You Cannot Fix What You Cannot See

I have been working on this data discovery tool for a while, and it keeps showing me how messy our systems really are. The idea behind it is simple. Crawl every database we have, pull every table and column, match things that look the same across Postgres, Hive and Redshift, and then put everything in one place. One stop shop for metadata. That’s how I sold the idea by the way.

The more I work on it, the more I realize how often things break without anyone noticing. Tables drift out of sync. Columns get renamed. Hive has one version of a table, Postgres has another, and Redshift has something half-related that someone created years ago. Most of the documentation is pure horse shit. Some tables are replicated in three places without a single person aware of all three. Fucking amazing!

Building this tool made one thing very obvious. Logging and monitoring matter a lot more than we think. They are the only reason I can even understand what the hell is happening in this giant mess.
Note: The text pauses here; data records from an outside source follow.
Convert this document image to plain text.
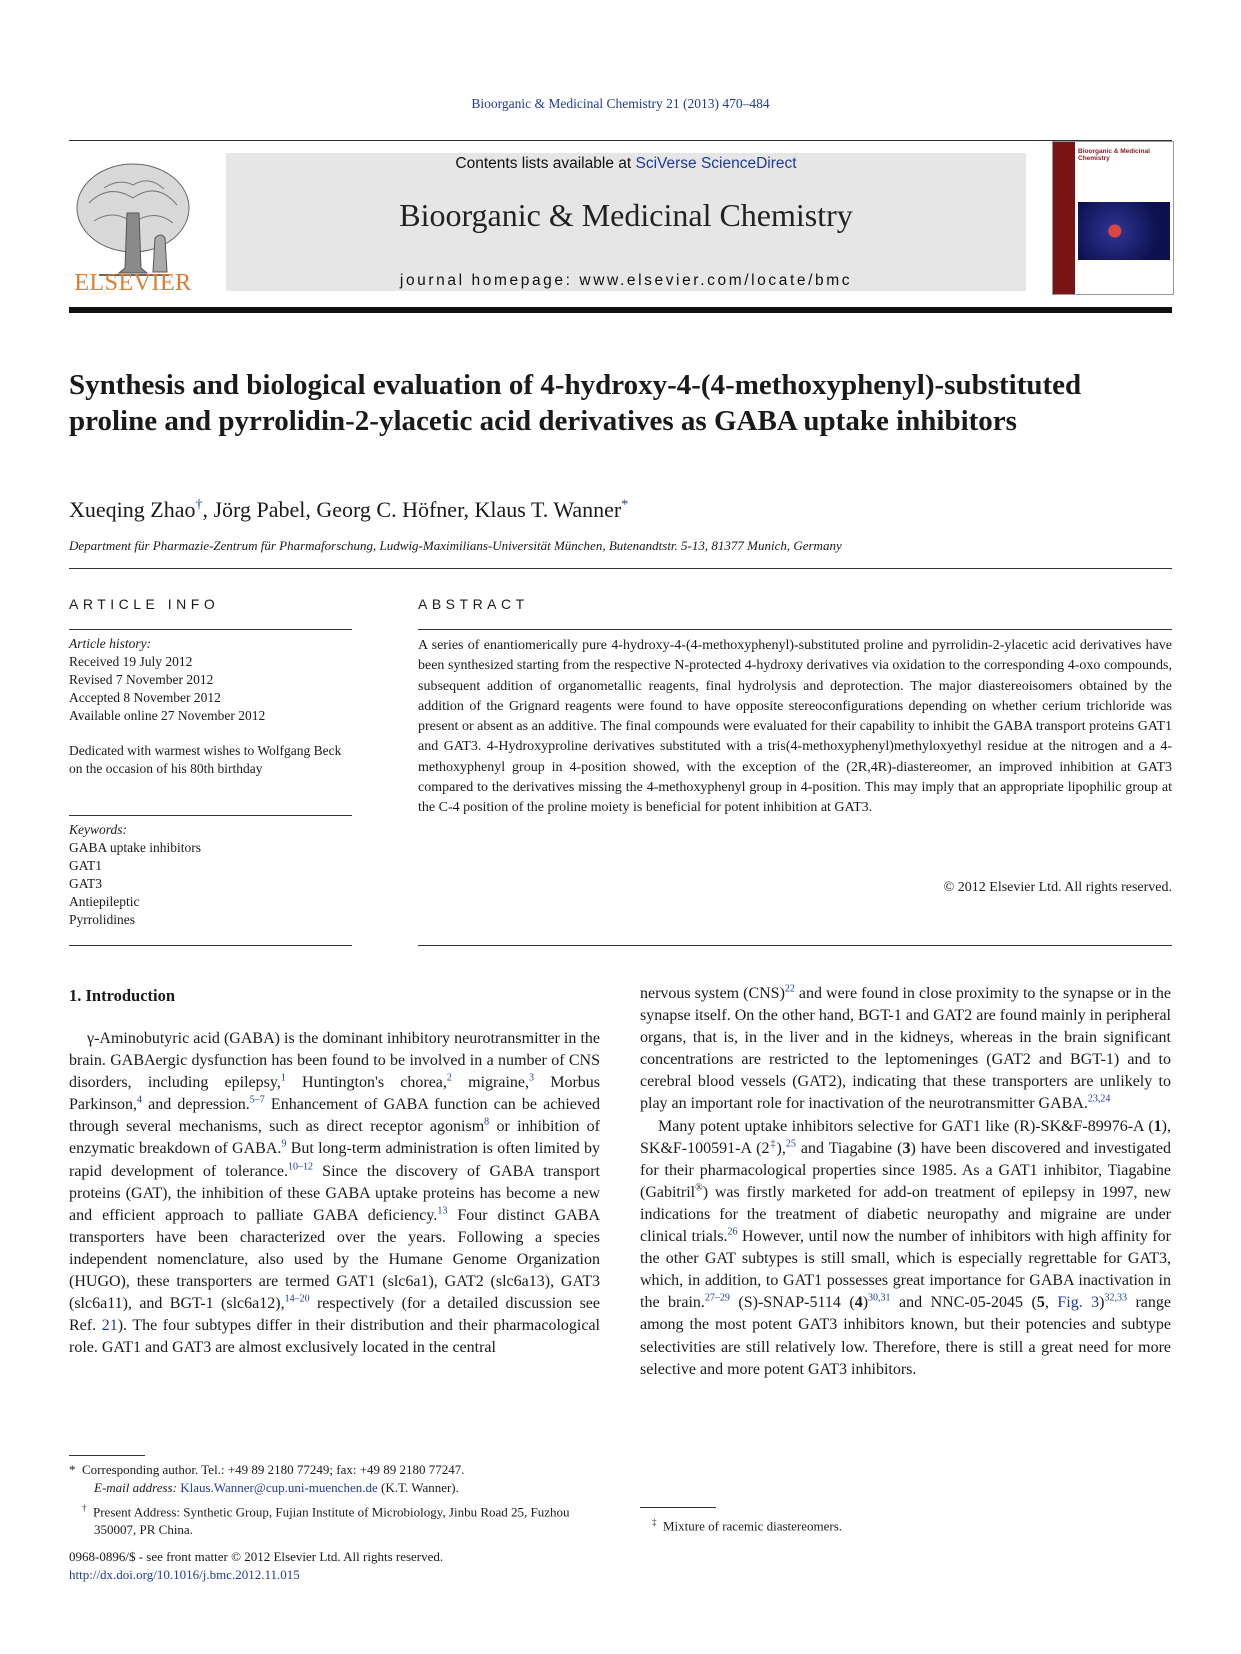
Bioorganic & Medicinal Chemistry 21 (2013) 470–484
Contents lists available at SciVerse ScienceDirect
Bioorganic & Medicinal Chemistry
journal homepage: www.elsevier.com/locate/bmc
ELSEVIER
Bioorganic & Medicinal Chemistry
Synthesis and biological evaluation of 4-hydroxy-4-(4-methoxyphenyl)-substituted proline and pyrrolidin-2-ylacetic acid derivatives as GABA uptake inhibitors
Xueqing Zhao†, Jörg Pabel, Georg C. Höfner, Klaus T. Wanner*
Department für Pharmazie-Zentrum für Pharmaforschung, Ludwig-Maximilians-Universität München, Butenandtstr. 5-13, 81377 Munich, Germany
ARTICLE INFO
Article history:
Received 19 July 2012
Revised 7 November 2012
Accepted 8 November 2012
Available online 27 November 2012
Dedicated with warmest wishes to Wolfgang Beck on the occasion of his 80th birthday
Keywords:
GABA uptake inhibitors
GAT1
GAT3
Antiepileptic
Pyrrolidines
ABSTRACT
A series of enantiomerically pure 4-hydroxy-4-(4-methoxyphenyl)-substituted proline and pyrrolidin-2-ylacetic acid derivatives have been synthesized starting from the respective N-protected 4-hydroxy derivatives via oxidation to the corresponding 4-oxo compounds, subsequent addition of organometallic reagents, final hydrolysis and deprotection. The major diastereoisomers obtained by the addition of the Grignard reagents were found to have opposite stereoconfigurations depending on whether cerium trichloride was present or absent as an additive. The final compounds were evaluated for their capability to inhibit the GABA transport proteins GAT1 and GAT3. 4-Hydroxyproline derivatives substituted with a tris(4-methoxyphenyl)methyloxyethyl residue at the nitrogen and a 4-methoxyphenyl group in 4-position showed, with the exception of the (2R,4R)-diastereomer, an improved inhibition at GAT3 compared to the derivatives missing the 4-methoxyphenyl group in 4-position. This may imply that an appropriate lipophilic group at the C-4 position of the proline moiety is beneficial for potent inhibition at GAT3.
© 2012 Elsevier Ltd. All rights reserved.
1. Introduction

γ-Aminobutyric acid (GABA) is the dominant inhibitory neurotransmitter in the brain. GABAergic dysfunction has been found to be involved in a number of CNS disorders, including epilepsy,$^1$ Huntington's chorea,$^2$ migraine,$^3$ Morbus Parkinson,$^4$ and depression.$^{5-7}$ Enhancement of GABA function can be achieved through several mechanisms, such as direct receptor agonism$^8$ or inhibition of enzymatic breakdown of GABA.$^9$ But long-term administration is often limited by rapid development of tolerance.$^{10-12}$ Since the discovery of GABA transport proteins (GAT), the inhibition of these GABA uptake proteins has become a new and efficient approach to palliate GABA deficiency.$^{13}$ Four distinct GABA transporters have been characterized over the years. Following a species independent nomenclature, also used by the Humane Genome Organization (HUGO), these transporters are termed GAT1 (slc6a1), GAT2 (slc6a13), GAT3 (slc6a11), and BGT-1 (slc6a12),$^{14-20}$ respectively (for a detailed discussion see Ref. 21). The four subtypes differ in their distribution and their pharmacological role. GAT1 and GAT3 are almost exclusively located in the central

nervous system (CNS)$^{22}$ and were found in close proximity to the synapse or in the synapse itself. On the other hand, BGT-1 and GAT2 are found mainly in peripheral organs, that is, in the liver and in the kidneys, whereas in the brain significant concentrations are restricted to the leptomeninges (GAT2 and BGT-1) and to cerebral blood vessels (GAT2), indicating that these transporters are unlikely to play an important role for inactivation of the neurotransmitter GABA.$^{23,24}$

Many potent uptake inhibitors selective for GAT1 like (R)-SK&F-89976-A (1), SK&F-100591-A (2‡),$^{25}$ and Tiagabine (3) have been discovered and investigated for their pharmacological properties since 1985. As a GAT1 inhibitor, Tiagabine (Gabitril®) was firstly marketed for add-on treatment of epilepsy in 1997, new indications for the treatment of diabetic neuropathy and migraine are under clinical trials.$^{26}$ However, until now the number of inhibitors with high affinity for the other GAT subtypes is still small, which is especially regrettable for GAT3, which, in addition, to GAT1 possesses great importance for GABA inactivation in the brain.$^{27-29}$ (S)-SNAP-5114 $(4)^{30,31}$ and NNC-05-2045 (5, Fig. 3)$^{32,33}$ range among the most potent GAT3 inhibitors known, but their potencies and subtype selectivities are still relatively low. Therefore, there is still a great need for more selective and more potent GAT3 inhibitors.

* Corresponding author. Tel.: +49 89 2180 77249; fax: +49 89 2180 77247.
E-mail address: Klaus.Wanner@cup.uni-muenchen.de (K.T. Wanner).
† Present Address: Synthetic Group, Fujian Institute of Microbiology, Jinbu Road 25, Fuzhou 350007, PR China.
0968-0896/$ - see front matter © 2012 Elsevier Ltd. All rights reserved.
http://dx.doi.org/10.1016/j.bmc.2012.11.015
‡ Mixture of racemic diastereomers.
Data discovery tool crawling everything

Until You Crawl Everything

The very first crawl made it painfully clear that nobody actually knows what the hell we have. Everyone thinks they do, but once you crawl every database, the picture looks completely different. There are tables nobody remembers. Tables that were copied years ago and never used. Tables that exist in Hive, Postgres and Redshift but look nothing alike. Tables with the same name but completely different meaning. It is a mess that you only see when you collect everything in one place.
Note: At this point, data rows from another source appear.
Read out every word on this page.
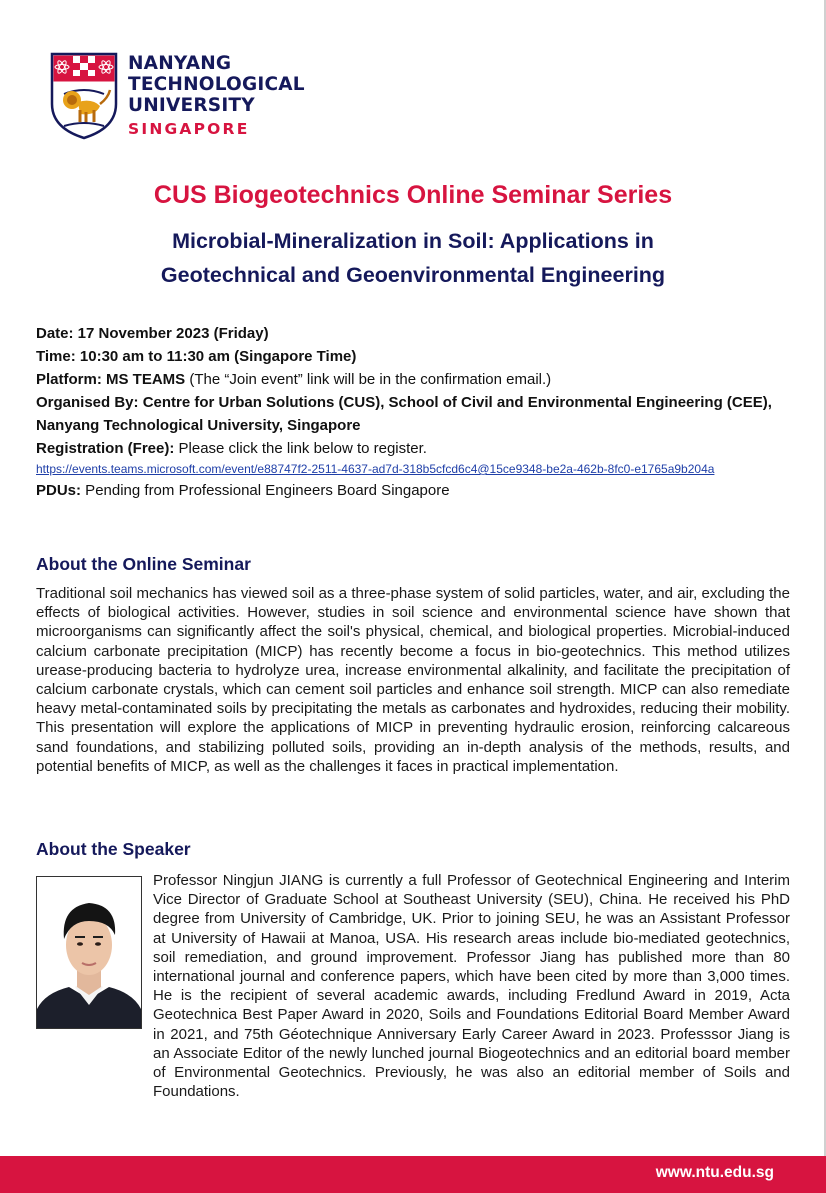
NANYANG
TECHNOLOGICAL
UNIVERSITY
SINGAPORE
CUS Biogeotechnics Online Seminar Series
Microbial-Mineralization in Soil: Applications in
Geotechnical and Geoenvironmental Engineering
Date: 17 November 2023 (Friday)
Time: 10:30 am to 11:30 am (Singapore Time)
Platform: MS TEAMS (The “Join event” link will be in the confirmation email.)
Organised By: Centre for Urban Solutions (CUS), School of Civil and Environmental Engineering (CEE), Nanyang Technological University, Singapore
Registration (Free): Please click the link below to register.
https://events.teams.microsoft.com/event/e88747f2-2511-4637-ad7d-318b5cfcd6c4@15ce9348-be2a-462b-8fc0-e1765a9b204a
PDUs: Pending from Professional Engineers Board Singapore
About the Online Seminar

Traditional soil mechanics has viewed soil as a three-phase system of solid particles, water, and air, excluding the effects of biological activities. However, studies in soil science and environmental science have shown that microorganisms can significantly affect the soil's physical, chemical, and biological properties. Microbial-induced calcium carbonate precipitation (MICP) has recently become a focus in bio-geotechnics. This method utilizes urease-producing bacteria to hydrolyze urea, increase environmental alkalinity, and facilitate the precipitation of calcium carbonate crystals, which can cement soil particles and enhance soil strength. MICP can also remediate heavy metal-contaminated soils by precipitating the metals as carbonates and hydroxides, reducing their mobility. This presentation will explore the applications of MICP in preventing hydraulic erosion, reinforcing calcareous sand foundations, and stabilizing polluted soils, providing an in-depth analysis of the methods, results, and potential benefits of MICP, as well as the challenges it faces in practical implementation.

About the Speaker

Professor Ningjun JIANG is currently a full Professor of Geotechnical Engineering and Interim Vice Director of Graduate School at Southeast University (SEU), China. He received his PhD degree from University of Cambridge, UK. Prior to joining SEU, he was an Assistant Professor at University of Hawaii at Manoa, USA. His research areas include bio-mediated geotechnics, soil remediation, and ground improvement. Professor Jiang has published more than 80 international journal and conference papers, which have been cited by more than 3,000 times. He is the recipient of several academic awards, including Fredlund Award in 2019, Acta Geotechnica Best Paper Award in 2020, Soils and Foundations Editorial Board Member Award in 2021, and 75th Géotechnique Anniversary Early Career Award in 2023. Professsor Jiang is an Associate Editor of the newly lunched journal Biogeotechnics and an editorial board member of Environmental Geotechnics. Previously, he was also an editorial member of Soils and Foundations.

www.ntu.edu.sg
The tool is not doing anything clever at this point. It is literally just reading metadata. But even that simple job is enough to show how unstructured everything really is. You open a schema and find hundreds of tables with zero documentation. You open a table and the columns might as well be called nothing, because the names tell you absolutely nothing. Some tables look like they were built twice, by two different people, at two different times, and neither of them ever spoke to each other. You never see this chaos until a crawler hits every corner of your data.

Seeing all of this together in one interface is interesting at the very least. You realise how much tribal knowledge people rely on. You realise how many assumptions are wrong. You realise the company has multiple versions of the same truth without anyone noticing. The discovery step alone shows more problems than any meeting ever will.

What Changed Since Yesterday

Discovering everything once is already painful. Keeping track of how it all changes is even worse. Schemas drift constantly. Someone adds a column in Postgres and nobody updates the Hive version. Redshift tables fall behind. A team drops a table without telling anyone. New tables appear overnight because someone pushed a pipeline at 2 AM. None of this is visible unless the tool keeps a history.

This is where logging and monitoring inside the tool matter. Every crawl is a snapshot. The tool compares snapshots and shows exactly what changed. A missing column. A renamed field. A table that used to have 3 partitions and now has 10. A schema that suddenly doubled in size.

The tool has to log every mismatch and every difference it finds. If it does not, your so-called single source of truth is already stale the second you open it. Discovery tells you what exists, but version tracking shows how fast it all slips and shifts underneath you. Without both, you are basically lying to yourself.

Good Logs is the Differentiator

None of this is possible without good logging. The crawler touches multiple systems, and each system breaks in its own special way. Hive might skip a partition. Redshift might time out. A JDBC driver might throw a useless error. A table might not respond at all. Without a detailed log of every step, you would have no idea what happened or where it failed.

Logs also save you when the metadata is wrong. A column might claim to be an integer when the actual data is something else. A schema might say a table exists when it really does not. Some tables have corrupted metadata that only shows up when the crawler hits them. If the tool does not log these things clearly, you end up guessing, and guessing does not work when you are dealing with dozens of databases.

At the end of the day, logging is the thing I come back to. It tells me what the crawler saw. It tells me what broke. It tells me what changed. It is the only way to trust the output of a tool that depends on so many moving parts. Without good logs, I am just crawling in the dark.

In Consequence

Working on this discovery tool made me realise how much we depend on logging and monitoring without even knowing it. Discovery shows the mess we have. Tracking changes shows how fast that mess moves. Logging is the only reason any of it makes sense. Without logs, the tool would look broken every day, and without monitoring the snapshots, the source of truth would go stale immediately.

Most of the problems were never about the code or who wrote it. They were about hidden tables, drifting schemas, missing metadata and systems that behave differently depending on when you touch them. The only way to deal with all of that is to see everything, record everything and keep a history of what changed. That is why logging and monitoring matter so much. They are not nice to have. They are the only way a tool like this can work at all.